TL;DR: The CI gate jobs across the infrastructure repos all need the same pile of tools — OpenTofu, tflint, trivy, checkov, gitleaks, terraform-docs, the AWS CLI. Installing them per job is slow and unpinned. infra-tools is one container image with all of them, and one source of truth for their versions. Two of its build decisions are worth a look: it publishes with crane rather than a second image build, and it soft-fails its own vulnerability scan on purpose.

The same pile of tools, in every repo

Every infrastructure repo in this series runs the same CI gate jobs: format and validate the OpenTofu, lint it, scan it for security problems and secrets, check the docs. Those jobs need a specific set of tools, and it is the same set in every repo.

Install them per job and you pay twice. You pay in time, because every pipeline downloads and installs the whole set again. And you pay in drift, because unless every repo pins every tool identically, the repos slowly diverge on which version of trivy or tflint they actually run, and a check that passes in one repo fails in another for no reason anyone can see.

One image, one source of truth

infra-tools is the answer: a single Debian-based container image with the whole toolchain baked in. Every CI job in every repo uses it with one image: line.

The real value is not the convenience. It is that the image is the one place tool versions are pinned. The Go-based tools are pinned in a mise.toml. checkov, which has no mise plugin, is pinned in a requirements file installed with pipx. The AWS CLI is pinned by a build argument. Three mechanisms, because the tools come from three kinds of source, but one image, and every pin wired to Renovate so a version bump arrives as a reviewable pull request. There is exactly one answer to “what version of trivy does the toolchain use,” and it lives here.

Publishing with crane, not a second build

A build-pipeline detail that took a real bug to discover.

The pipeline builds the image with kaniko, which builds images without a privileged Docker daemon, something that matters a great deal on shared CI runners. Then it scans the image, then it publishes it.

The obvious way to write the publish stage is “build the image and push it.” But kaniko has no mode for “just push this tarball I already built.” A second kaniko invocation re-executes the entire Dockerfile from the top, including a second mise install, which makes a fresh round of calls to GitHub’s API to fetch tools. GitHub’s anonymous API limit is low and shared by IP, so on a CI runner that second install reliably trips a 403 rate-limit.

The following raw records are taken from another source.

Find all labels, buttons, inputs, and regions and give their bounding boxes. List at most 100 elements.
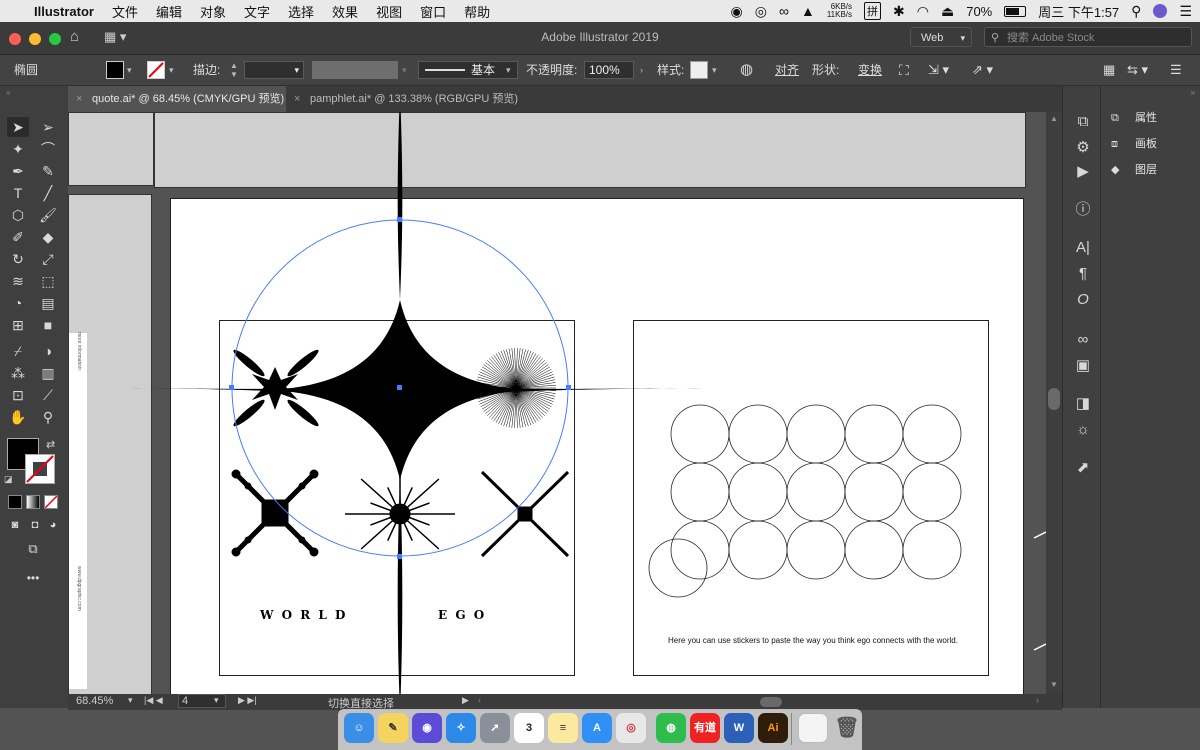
artboard-tool-icon[interactable]: ⊡ — [7, 385, 29, 405]
scale-tool-icon[interactable]: ⤢ — [37, 249, 59, 269]
circle-grid[interactable] — [648, 404, 962, 598]
actions-play-icon[interactable]: ▶ — [1073, 162, 1093, 182]
lasso-tool-icon[interactable]: ⌒ — [37, 139, 59, 159]
menu-edit[interactable]: 编辑 — [156, 2, 182, 21]
mesh-tool-icon[interactable]: ⊞ — [7, 315, 29, 335]
zoom-level[interactable]: 68.45% — [76, 695, 113, 707]
stroke-weight-stepper[interactable]: ▲ ▼ — [230, 61, 238, 79]
scroll-left-arrow[interactable]: ‹ — [478, 695, 481, 705]
menu-file[interactable]: 文件 — [112, 2, 138, 21]
opentype-icon[interactable]: O — [1073, 290, 1093, 310]
illustrator-icon[interactable]: Ai — [758, 713, 788, 743]
curvature-tool-icon[interactable]: ✎ — [37, 161, 59, 181]
menu-effect[interactable]: 效果 — [332, 2, 358, 21]
appearance-icon[interactable]: ☼ — [1073, 420, 1093, 440]
siri-icon[interactable]: ◉ — [412, 713, 442, 743]
image-trace-icon[interactable]: ▣ — [1073, 356, 1093, 376]
pen-tool-icon[interactable]: ✒ — [7, 161, 29, 181]
swap-fill-stroke-icon[interactable]: ⇄ — [46, 438, 55, 451]
paragraph-icon[interactable]: ¶ — [1073, 264, 1093, 284]
menu-window[interactable]: 窗口 — [420, 2, 446, 21]
battery-percent[interactable]: 70% — [966, 4, 992, 19]
notification-center-icon[interactable]: ☰ — [1179, 3, 1192, 20]
siri-icon[interactable] — [1153, 4, 1168, 18]
close-tab-icon[interactable]: × — [76, 86, 82, 112]
ego-sticker-text[interactable]: E G O — [438, 608, 518, 622]
transform-button[interactable]: 变换 — [858, 55, 882, 85]
eraser-tool-icon[interactable]: ◆ — [37, 227, 59, 247]
close-tab-icon[interactable]: × — [294, 86, 300, 112]
vertical-scrollbar[interactable]: ▲ ▼ — [1046, 112, 1062, 694]
youdao-icon[interactable]: 有道 — [690, 713, 720, 743]
spotlight-search-icon[interactable]: ⚲ — [1131, 3, 1141, 20]
clock[interactable]: 周三 下午1:57 — [1038, 2, 1119, 21]
opacity-label[interactable]: 不透明度: — [526, 55, 577, 85]
notes-icon[interactable]: ✎ — [378, 713, 408, 743]
chrome-icon[interactable]: ◎ — [616, 713, 646, 743]
opacity-more-arrow[interactable]: › — [640, 61, 643, 79]
brush-definition[interactable]: 基本 — [418, 61, 518, 79]
status-menu-arrow[interactable]: ▶ — [462, 695, 469, 706]
eyedropper-tool-icon[interactable]: ⌿ — [7, 341, 29, 361]
next-artboard-button[interactable]: ▶ ▶| — [238, 695, 257, 706]
world-sticker-text[interactable]: W O R L D — [260, 608, 380, 622]
selection-tool-icon[interactable]: ➤ — [7, 117, 29, 137]
links-icon[interactable]: ∞ — [1073, 330, 1093, 350]
bluetooth-icon[interactable]: ✱ — [893, 3, 905, 20]
arrange-panels-icon[interactable]: ▦ — [1103, 55, 1115, 85]
scroll-up-arrow[interactable]: ▲ — [1050, 114, 1058, 123]
bead-cross-sticker[interactable] — [231, 469, 319, 557]
first-artboard-button[interactable]: |◀ ◀ — [144, 695, 163, 706]
safari-icon[interactable]: ✧ — [446, 713, 476, 743]
menu-object[interactable]: 对象 — [200, 2, 226, 21]
slice-tool-icon[interactable]: ⟋ — [37, 385, 59, 405]
recolor-artwork-icon[interactable]: ◍ — [740, 55, 753, 85]
fill-swatch[interactable] — [106, 61, 124, 79]
panel-layers[interactable]: ◆ 图层 — [1111, 160, 1157, 180]
calendar-icon[interactable]: 3 — [514, 713, 544, 743]
blend-tool-icon[interactable]: ◑ — [37, 341, 59, 361]
creative-cloud-icon[interactable]: ∞ — [779, 3, 789, 19]
scroll-right-arrow[interactable]: › — [1036, 695, 1039, 705]
libraries-icon[interactable]: ⧉ — [1073, 112, 1093, 132]
stroke-dropdown[interactable]: ▾ — [169, 61, 174, 79]
canvas[interactable]: more information: www.dpgraphic.com W O … — [68, 112, 1046, 694]
none-mode-icon[interactable] — [44, 495, 58, 509]
downloads-stack-icon[interactable] — [798, 713, 828, 743]
artboard-number-dropdown[interactable]: ▾ — [214, 695, 219, 706]
magic-wand-tool-icon[interactable]: ✦ — [7, 139, 29, 159]
spiky-starburst[interactable] — [345, 464, 455, 564]
input-method-indicator[interactable]: 拼 — [864, 2, 882, 20]
cat-icon[interactable]: ▲ — [801, 3, 815, 19]
battery-icon[interactable] — [1004, 5, 1027, 17]
variable-width-profile[interactable] — [312, 61, 398, 79]
polygon-tool-icon[interactable]: ⬡ — [7, 205, 29, 225]
direct-selection-tool-icon[interactable]: ➢ — [37, 117, 59, 137]
app-store-icon[interactable]: A — [582, 713, 612, 743]
screen-mode-icon[interactable]: ⧉ — [22, 539, 44, 559]
menu-type[interactable]: 文字 — [244, 2, 270, 21]
info-icon[interactable]: ⓘ — [1073, 200, 1093, 220]
gradient-tool-icon[interactable]: ■ — [37, 315, 59, 335]
line-tool-icon[interactable]: ╱ — [37, 183, 59, 203]
asset-export-icon[interactable]: ⚙ — [1073, 138, 1093, 158]
shaper-tool-icon[interactable]: ✐ — [7, 227, 29, 247]
panel-options-icon[interactable]: ⇆ ▾ — [1127, 55, 1148, 85]
adobe-stock-search[interactable]: ⚲ 搜索 Adobe Stock — [984, 27, 1192, 47]
export-icon[interactable]: ⬈ — [1073, 458, 1093, 478]
character-icon[interactable]: A| — [1073, 238, 1093, 258]
menu-app-name[interactable]: Illustrator — [34, 4, 94, 19]
menu-view[interactable]: 视图 — [376, 2, 402, 21]
qq-icon[interactable]: ◉ — [731, 3, 743, 20]
isolate-group-icon[interactable]: ⛶ — [899, 55, 909, 85]
trash-icon[interactable]: 🗑 — [832, 713, 862, 743]
jagged-x-sticker[interactable] — [480, 470, 570, 558]
tab-pamphlet[interactable]: × pamphlet.ai* @ 133.38% (RGB/GPU 预览) — [286, 86, 526, 112]
brush-dropdown[interactable]: ▾ — [506, 61, 511, 79]
panel-properties[interactable]: ⧉ 属性 — [1111, 108, 1157, 128]
collapse-panel-icon[interactable]: « — [6, 88, 10, 97]
collapse-panel-icon[interactable]: » — [1191, 88, 1195, 97]
draw-inside-icon[interactable]: ◕ — [42, 515, 64, 535]
shape-builder-tool-icon[interactable]: ◔ — [7, 293, 29, 313]
color-mode-icon[interactable] — [8, 495, 22, 509]
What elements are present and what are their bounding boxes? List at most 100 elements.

So the publish stage does not rebuild. It uses crane to push the exact image tarball the build stage already produced. The image is built once. And because the published bytes are the same bytes the scan stage scanned, there is no gap between “the image we checked” and “the image we shipped.”

Soft-failing the scanner on purpose

The decision that looks wrong until you see the reasoning: the pipeline scans the image with trivy, and trivy is allowed to fail without failing the pipeline.

A vulnerability scanner that does not gate the build sounds like a scanner switched off. It is not. It is a scanner pointed at something it cannot helpfully gate.

The tools in the image are prebuilt Go binaries. trivy inspects them, reads the version of the Go runtime each was compiled with, and reports every known CVE in that Go runtime. Those findings are real, but they are not mine to fix. The only fix is the upstream tool rebuilding itself against a patched Go. With seven such tools in the image, at any given moment one of them is usually a little behind on its Go version.

A hard gate would mean the image becomes unpublishable whenever any single upstream lags, over a CVE in code I do not own and cannot patch. That is not a security control; it is a way to be unable to ship. So the scan is allow_failure. The findings stay fully visible, and the residual count is genuinely useful as a metric for how far behind upstream the toolchain has drifted. It just does not block shipping an image whose only “vulnerabilities” are other people’s build timelines.

What it comes down to

The infrastructure repos all run the same CI gate jobs, needing the same tools, so infra-tools bakes the whole toolchain into one image and pins every version in one place, wired to Renovate.

Two build choices are worth copying. The publish stage uses crane to push the already-built, already-scanned tarball, because a second kaniko build would re-run mise install and hit GitHub’s anonymous rate limit, and because pushing the scanned bytes means shipping exactly what was checked. And the trivy scan is deliberately allow_failure, because it reports Go-runtime CVEs in prebuilt upstream binaries that no change to this repo can fix, so a hard gate would only make the image unshippable over someone else’s lag.